Dizem os mais sábios, e nós concordamos, que recordar é viver. E no baú das memórias e recordações cabem tantas e tantas histórias. Umas felizes, outras nem tanto. Algumas recentes, outras mais longínquas. A pensar nesta viagem pelas memórias, a Santa Casa da Misericórdia de Penafiel preparou, para homenagear São Valentim, uma oferta “bem quentinha”. Aliás, quentinha, delicada e colorida. E mais importante, repleta de linhas de amor.

Com base na história “A manta – Uma história aos quadradinhos (de tecido)”, de Isabel Minhós Martins, utentes e colaboradores da Misericórdia de Penafiel colocaram as mãos nos retalhos e construíram a sua própria manta. Esta atividade foi realizada nos três lares da Santa Casa: Lar Santo António dos Capuchos, Lar Fernando de Oliveira Mendes e Lar de S. Martinho. O VM visitou a Misericórdia e deixou-se aconchegar pela “manta de amor e recordações”.

Das lembranças de infância, passando pelo aconchego aos filhos, e depois aos netos, não há quem não se lembre daquela manta de retalhos que guardava no armário, no cantinho do sofá, ou no banco ali ao pé.

Maria Assunção Carvalho criou 10 filhos. A família cresceu e hoje somam-se mais 23 netos e 8 bisnetos. Aos netos e bisnetos não ensinou, mas os filhos mais velhos recordam-se, certamente, dos serões entre trapos e retalhos. “De algumas roupas velhas, e outros tecidos já gastos fazíamos mantas, aventais e sacos de pano. Antes tinham muito valor”, lembra a utente que escolheu como cores preferidas o vermelho e o rosa.

A primeira manta que recebeu chegou pelas mãos de uma vizinha. “Éramos muito pobres. Lembro-me muito bem de cobrir os meus filhos”. Nunca teve namorados, nem festejou o São Valentim, mas na Santa Casa foi quem mais cozeu. “Eu tenho muito jeito para as linhas e não custou nada. Foi muito bom recordar esta tradição”, confessa satisfeita.

Otelinda Teixeira não hesitou na hora de escolher duas cores: azul e branco. Adepta do Futebol Clube do Porto, foi na invicta que trabalhou durante 35 anos. Como jardineira ao serviço da Câmara Municipal do Porto, várias foram as vezes que tratou da relva do “velhinho” Estádio das Antas. Habituada à vida citadina, recorda-se de comprar tiras de tecido, que depois unia em casa, transformando-os em lindos tapetes e mantas. Do namorado recebia flores e, mais tarde, como marido, merecia um jantar no restaurante.

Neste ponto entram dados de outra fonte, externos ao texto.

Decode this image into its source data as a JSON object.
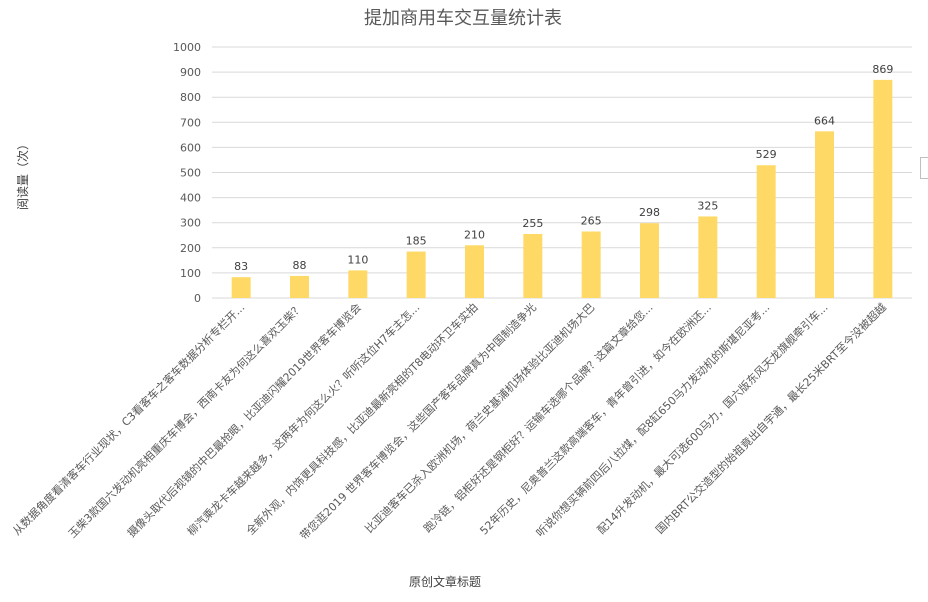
{
  "chart_data": {
    "type": "bar",
    "title": "提加商用车交互量统计表",
    "xlabel": "原创文章标题",
    "ylabel": "阅读量（次）",
    "ylim": [
      0,
      1000
    ],
    "yticks": [
      0,
      100,
      200,
      300,
      400,
      500,
      600,
      700,
      800,
      900,
      1000
    ],
    "grid": true,
    "bar_color": "#FFD966",
    "categories": [
      "从数据角度看清客车行业现状，C3看客车之客车数据分析专栏开...",
      "玉柴3款国六发动机亮相重庆车博会，西南卡友为何这么喜欢玉柴？",
      "摄像头取代后视镜的中巴最抢眼，比亚迪闪耀2019世界客车博览会",
      "柳汽乘龙卡车越来越多，这两年为何这么火？听听这位H7车主怎...",
      "全新外观，内饰更具科技感，比亚迪最新亮相的T8电动环卫车实拍",
      "带您逛2019 世界客车博览会，这些国产客车品牌真为中国制造争光",
      "比亚迪客车已杀入欧洲机场，荷兰史基浦机场体验比亚迪机场大巴",
      "跑冷链，铝柜好还是钢柜好？运输车选哪个品牌？这篇文章给您...",
      "52年历史，尼奥普兰这款高端客车，青年曾引进，如今在欧洲还...",
      "听说你想买辆前四后八拉煤，配8缸650马力发动机的斯堪尼亚考...",
      "配14升发动机，最大可选600马力，国六版东风天龙旗舰牵引车...",
      "国内BRT公交造型的始祖竟出自宇通，最长25米BRT至今没被超越"
    ],
    "values": [
      83,
      88,
      110,
      185,
      210,
      255,
      265,
      298,
      325,
      529,
      664,
      869
    ]
  }
}
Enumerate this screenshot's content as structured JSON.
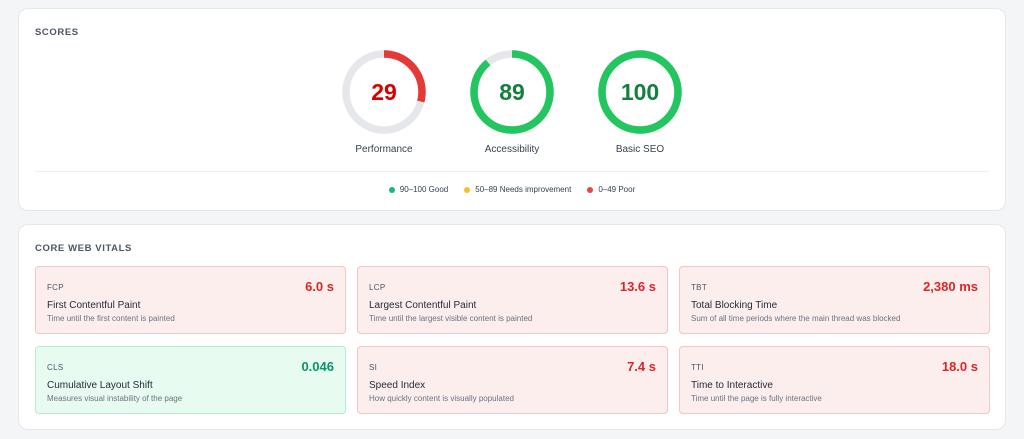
{
  "scores": {
    "title": "SCORES",
    "gauges": [
      {
        "value": "29",
        "score": 29,
        "label": "Performance",
        "color": "#e53935",
        "text_color": "#d50000"
      },
      {
        "value": "89",
        "score": 89,
        "label": "Accessibility",
        "color": "#22c55e",
        "text_color": "#15803d"
      },
      {
        "value": "100",
        "score": 100,
        "label": "Basic SEO",
        "color": "#22c55e",
        "text_color": "#15803d"
      }
    ],
    "track_color": "#e5e7eb",
    "legend": [
      {
        "label": "90–100 Good",
        "color": "#10b981"
      },
      {
        "label": "50–89 Needs improvement",
        "color": "#fbbf24"
      },
      {
        "label": "0–49 Poor",
        "color": "#ef4444"
      }
    ]
  },
  "vitals": {
    "title": "CORE WEB VITALS",
    "metrics": [
      {
        "abbr": "FCP",
        "value": "6.0 s",
        "name": "First Contentful Paint",
        "desc": "Time until the first content is painted",
        "status": "poor"
      },
      {
        "abbr": "LCP",
        "value": "13.6 s",
        "name": "Largest Contentful Paint",
        "desc": "Time until the largest visible content is painted",
        "status": "poor"
      },
      {
        "abbr": "TBT",
        "value": "2,380 ms",
        "name": "Total Blocking Time",
        "desc": "Sum of all time periods where the main thread was blocked",
        "status": "poor"
      },
      {
        "abbr": "CLS",
        "value": "0.046",
        "name": "Cumulative Layout Shift",
        "desc": "Measures visual instability of the page",
        "status": "good"
      },
      {
        "abbr": "SI",
        "value": "7.4 s",
        "name": "Speed Index",
        "desc": "How quickly content is visually populated",
        "status": "poor"
      },
      {
        "abbr": "TTI",
        "value": "18.0 s",
        "name": "Time to Interactive",
        "desc": "Time until the page is fully interactive",
        "status": "poor"
      }
    ]
  }
}
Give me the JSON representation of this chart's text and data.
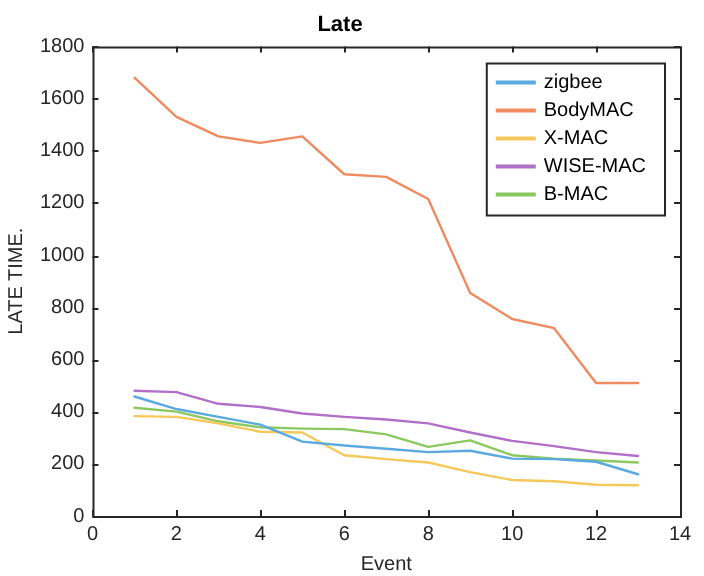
{
  "chart_data": {
    "type": "line",
    "title": "Late",
    "xlabel": "Event",
    "ylabel": "LATE TIME.",
    "x": [
      1,
      2,
      3,
      4,
      5,
      6,
      7,
      8,
      9,
      10,
      11,
      12,
      13
    ],
    "xlim": [
      0,
      14
    ],
    "xticks": [
      0,
      2,
      4,
      6,
      8,
      10,
      12,
      14
    ],
    "ylim": [
      0,
      1800
    ],
    "yticks": [
      0,
      200,
      400,
      600,
      800,
      1000,
      1200,
      1400,
      1600,
      1800
    ],
    "grid": false,
    "legend": "top right",
    "marker": "none",
    "line_style": "solid",
    "series": [
      {
        "name": "zigbee",
        "color": "#5aa9e0",
        "values": [
          458,
          410,
          380,
          350,
          285,
          270,
          258,
          245,
          250,
          220,
          218,
          208,
          160
        ]
      },
      {
        "name": "BodyMAC",
        "color": "#f08a60",
        "values": [
          1680,
          1530,
          1455,
          1430,
          1455,
          1310,
          1300,
          1215,
          855,
          755,
          720,
          510,
          510
        ]
      },
      {
        "name": "X-MAC",
        "color": "#f5c85a",
        "values": [
          383,
          380,
          355,
          323,
          320,
          233,
          218,
          205,
          168,
          138,
          133,
          120,
          118
        ]
      },
      {
        "name": "WISE-MAC",
        "color": "#b070c8",
        "values": [
          480,
          475,
          430,
          418,
          393,
          380,
          370,
          355,
          320,
          288,
          268,
          245,
          230
        ]
      },
      {
        "name": "B-MAC",
        "color": "#8cc860",
        "values": [
          415,
          400,
          363,
          340,
          335,
          333,
          313,
          265,
          290,
          233,
          220,
          213,
          205
        ]
      }
    ]
  }
}
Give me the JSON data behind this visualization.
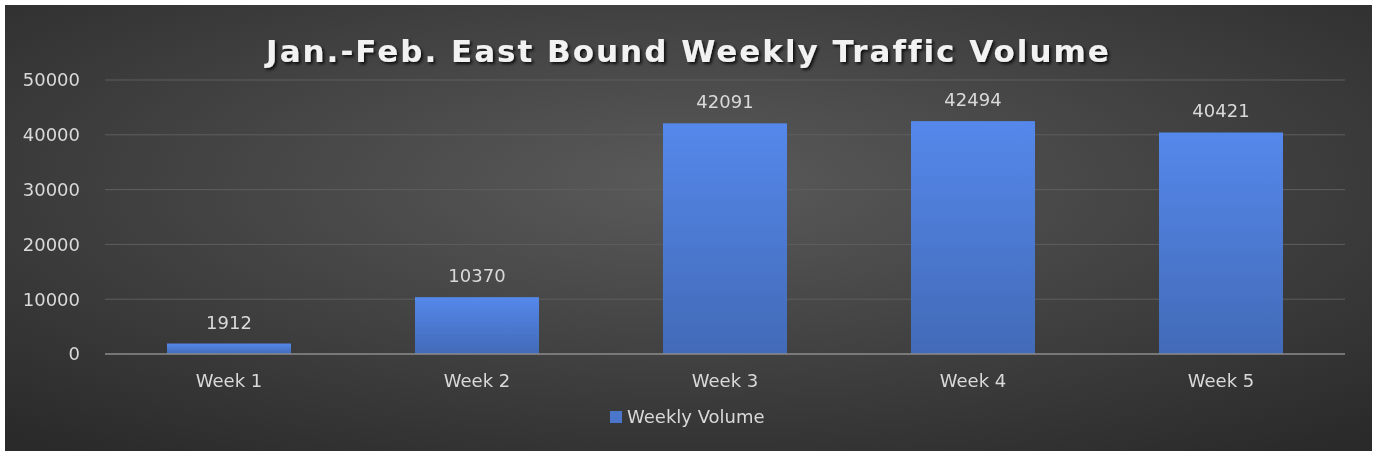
{
  "chart_data": {
    "type": "bar",
    "title": "Jan.-Feb. East Bound Weekly Traffic Volume",
    "categories": [
      "Week 1",
      "Week 2",
      "Week 3",
      "Week 4",
      "Week 5"
    ],
    "series": [
      {
        "name": "Weekly Volume",
        "color": "#4a76cc",
        "values": [
          1912,
          10370,
          42091,
          42494,
          40421
        ]
      }
    ],
    "ylim": [
      0,
      50000
    ],
    "yticks": [
      0,
      10000,
      20000,
      30000,
      40000,
      50000
    ],
    "grid": "y",
    "data_labels": true,
    "legend": "bottom"
  }
}
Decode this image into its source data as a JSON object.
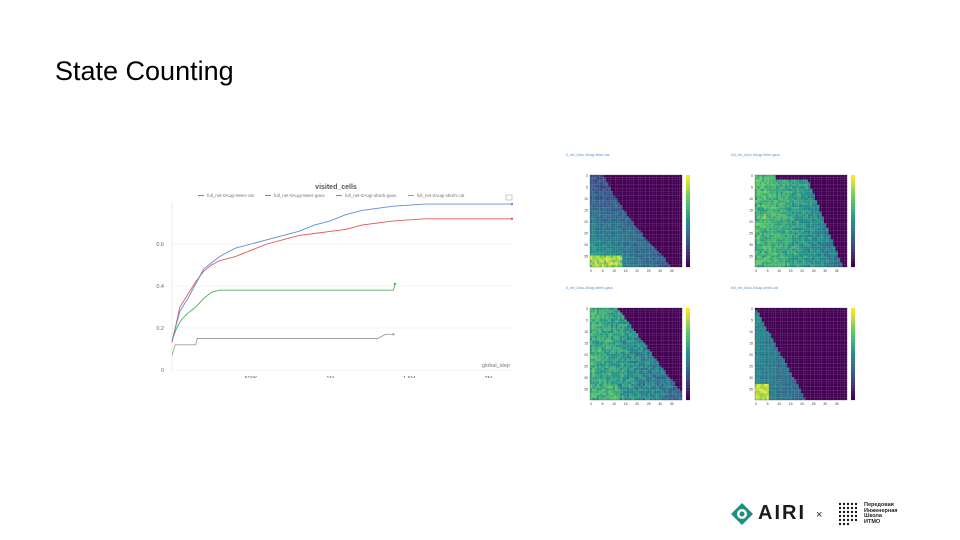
{
  "slide": {
    "title": "State Counting"
  },
  "chart_data": [
    {
      "type": "line",
      "title": "visited_cells",
      "xlabel": "global_step",
      "ylabel": "",
      "xlim": [
        0,
        2150000
      ],
      "ylim": [
        0,
        0.8
      ],
      "x_ticks": [
        {
          "value": 500000,
          "label": "500K"
        },
        {
          "value": 1000000,
          "label": "1M"
        },
        {
          "value": 1500000,
          "label": "1.5M"
        },
        {
          "value": 2000000,
          "label": "2M"
        }
      ],
      "y_ticks": [
        {
          "value": 0,
          "label": "0"
        },
        {
          "value": 0.2,
          "label": "0.2"
        },
        {
          "value": 0.4,
          "label": "0.4"
        },
        {
          "value": 0.6,
          "label": "0.6"
        }
      ],
      "grid": true,
      "legend": "top",
      "series": [
        {
          "name": "full_net-0Augi-9eter-cat",
          "color": "#4caf50",
          "x": [
            0,
            30000,
            60000,
            100000,
            150000,
            200000,
            250000,
            300000,
            500000,
            1000000,
            1400000,
            1410000
          ],
          "y": [
            0.14,
            0.2,
            0.24,
            0.27,
            0.3,
            0.34,
            0.37,
            0.38,
            0.38,
            0.38,
            0.38,
            0.41
          ]
        },
        {
          "name": "full_net-0Augi-9eter-gaus",
          "color": "#e45756",
          "x": [
            0,
            50000,
            100000,
            150000,
            200000,
            250000,
            300000,
            400000,
            500000,
            600000,
            700000,
            800000,
            900000,
            1000000,
            1100000,
            1200000,
            1300000,
            1400000,
            1600000,
            1800000,
            2150000
          ],
          "y": [
            0.13,
            0.3,
            0.36,
            0.42,
            0.47,
            0.5,
            0.52,
            0.54,
            0.57,
            0.6,
            0.62,
            0.64,
            0.65,
            0.66,
            0.67,
            0.69,
            0.7,
            0.71,
            0.72,
            0.72,
            0.72
          ]
        },
        {
          "name": "full_net-0Augi-sbreh-gaus",
          "color": "#5b8fd6",
          "x": [
            0,
            50000,
            100000,
            150000,
            200000,
            250000,
            300000,
            400000,
            500000,
            600000,
            700000,
            800000,
            900000,
            1000000,
            1100000,
            1200000,
            1300000,
            1400000,
            1600000,
            1800000,
            2150000
          ],
          "y": [
            0.14,
            0.28,
            0.34,
            0.41,
            0.48,
            0.51,
            0.54,
            0.58,
            0.6,
            0.62,
            0.64,
            0.66,
            0.69,
            0.71,
            0.74,
            0.76,
            0.77,
            0.78,
            0.79,
            0.79,
            0.79
          ]
        },
        {
          "name": "full_net-0Augi-sbreh-cat",
          "color": "#9e9e9e",
          "x": [
            0,
            20000,
            60000,
            150000,
            160000,
            500000,
            1000000,
            1300000,
            1350000,
            1400000
          ],
          "y": [
            0.07,
            0.12,
            0.12,
            0.12,
            0.15,
            0.15,
            0.15,
            0.15,
            0.17,
            0.17
          ]
        }
      ]
    },
    {
      "type": "heatmap",
      "title": "fl_net_0Acc-9Augi-9eter-cat",
      "x_ticks": [
        "0",
        "5",
        "10",
        "15",
        "20",
        "25",
        "30",
        "35"
      ],
      "y_ticks": [
        "0",
        "5",
        "10",
        "15",
        "20",
        "25",
        "30",
        "35"
      ],
      "colorbar_ticks": [
        "3",
        "2",
        "1",
        "0",
        "-1",
        "-2",
        "-3",
        "-4",
        "-5"
      ],
      "colormap": "viridis",
      "pattern": "sparse-bottom-left"
    },
    {
      "type": "heatmap",
      "title": "full_net_0Acc-9Augi-9eter-gaus",
      "x_ticks": [
        "0",
        "5",
        "10",
        "15",
        "20",
        "25",
        "30",
        "35"
      ],
      "y_ticks": [
        "0",
        "5",
        "10",
        "15",
        "20",
        "25",
        "30",
        "35"
      ],
      "colorbar_ticks": [
        "3",
        "2",
        "1",
        "0",
        "-1",
        "-2",
        "-3",
        "-4",
        "-5"
      ],
      "colormap": "viridis",
      "pattern": "wide-upper-left"
    },
    {
      "type": "heatmap",
      "title": "fl_net_0Acc-9Augi-sbreh-gaus",
      "x_ticks": [
        "0",
        "5",
        "10",
        "15",
        "20",
        "25",
        "30",
        "35"
      ],
      "y_ticks": [
        "0",
        "5",
        "10",
        "15",
        "20",
        "25",
        "30",
        "35"
      ],
      "colorbar_ticks": [
        "3",
        "2",
        "1",
        "0",
        "-1",
        "-2",
        "-3",
        "-4",
        "-5"
      ],
      "colormap": "viridis",
      "pattern": "wide-lower-left"
    },
    {
      "type": "heatmap",
      "title": "full_net_0Acc-9Augi-sbreh-cat",
      "x_ticks": [
        "0",
        "5",
        "10",
        "15",
        "20",
        "25",
        "30",
        "35"
      ],
      "y_ticks": [
        "0",
        "5",
        "10",
        "15",
        "20",
        "25",
        "30",
        "35"
      ],
      "colorbar_ticks": [
        "3",
        "2",
        "1",
        "0",
        "-1",
        "-2",
        "-3",
        "-4",
        "-5"
      ],
      "colormap": "viridis",
      "pattern": "small-lower-left"
    }
  ],
  "footer": {
    "brand": "AIRI",
    "separator": "×",
    "partner_lines": [
      "Передовая",
      "Инженерная",
      "Школа",
      "ИТМО"
    ]
  }
}
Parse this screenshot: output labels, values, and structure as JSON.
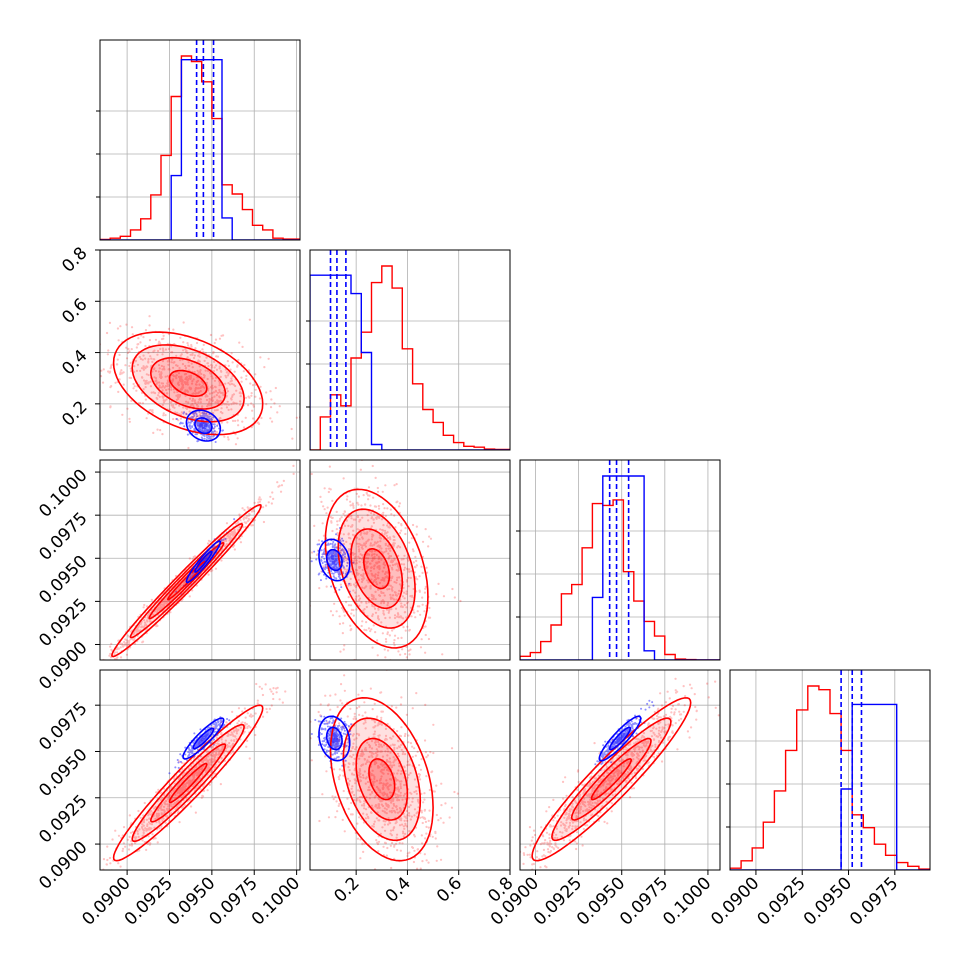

Cecília Moreira e Cremilda Silva recebem-nos juntas. Se para a primeira, solteira, a manta de retalhos faz recordar a mãe “que costurava muito bem”, para a segunda o verde faz lembrar os filhos. Cecília mantém o gosto pela costura e neste São Valentim sentiu-se “feliz” por recordar “outros tempos”.

Cátia Fonseca, animadora sociocultural na instituição há 15 anos, acompanhou cada pedaço de linha cosida, cada quadrado unido. “O tempo de isolamento provocado pela pandemia de Covid-19 teve efeitos muito negativos nestes idosos. Sentem muito medo do exterior e percebemos que também precisavam de exteriorizar algumas emoções”, explica-nos.

Pelas cores e padrões de retalhos escolhidos, manifestaram alguns dos sentimentos mais escondidos e, por isso, a animadora sentiu-se muitas vezes surpreendida pelos sentimentos à flor da pele. “Através de cada retalho, os utentes foram recordando memórias e sentimentos, uns que nos arrancaram gargalhadas, outros que nos fizeram verter lágrimas”, confidencia Cátia Fonseca.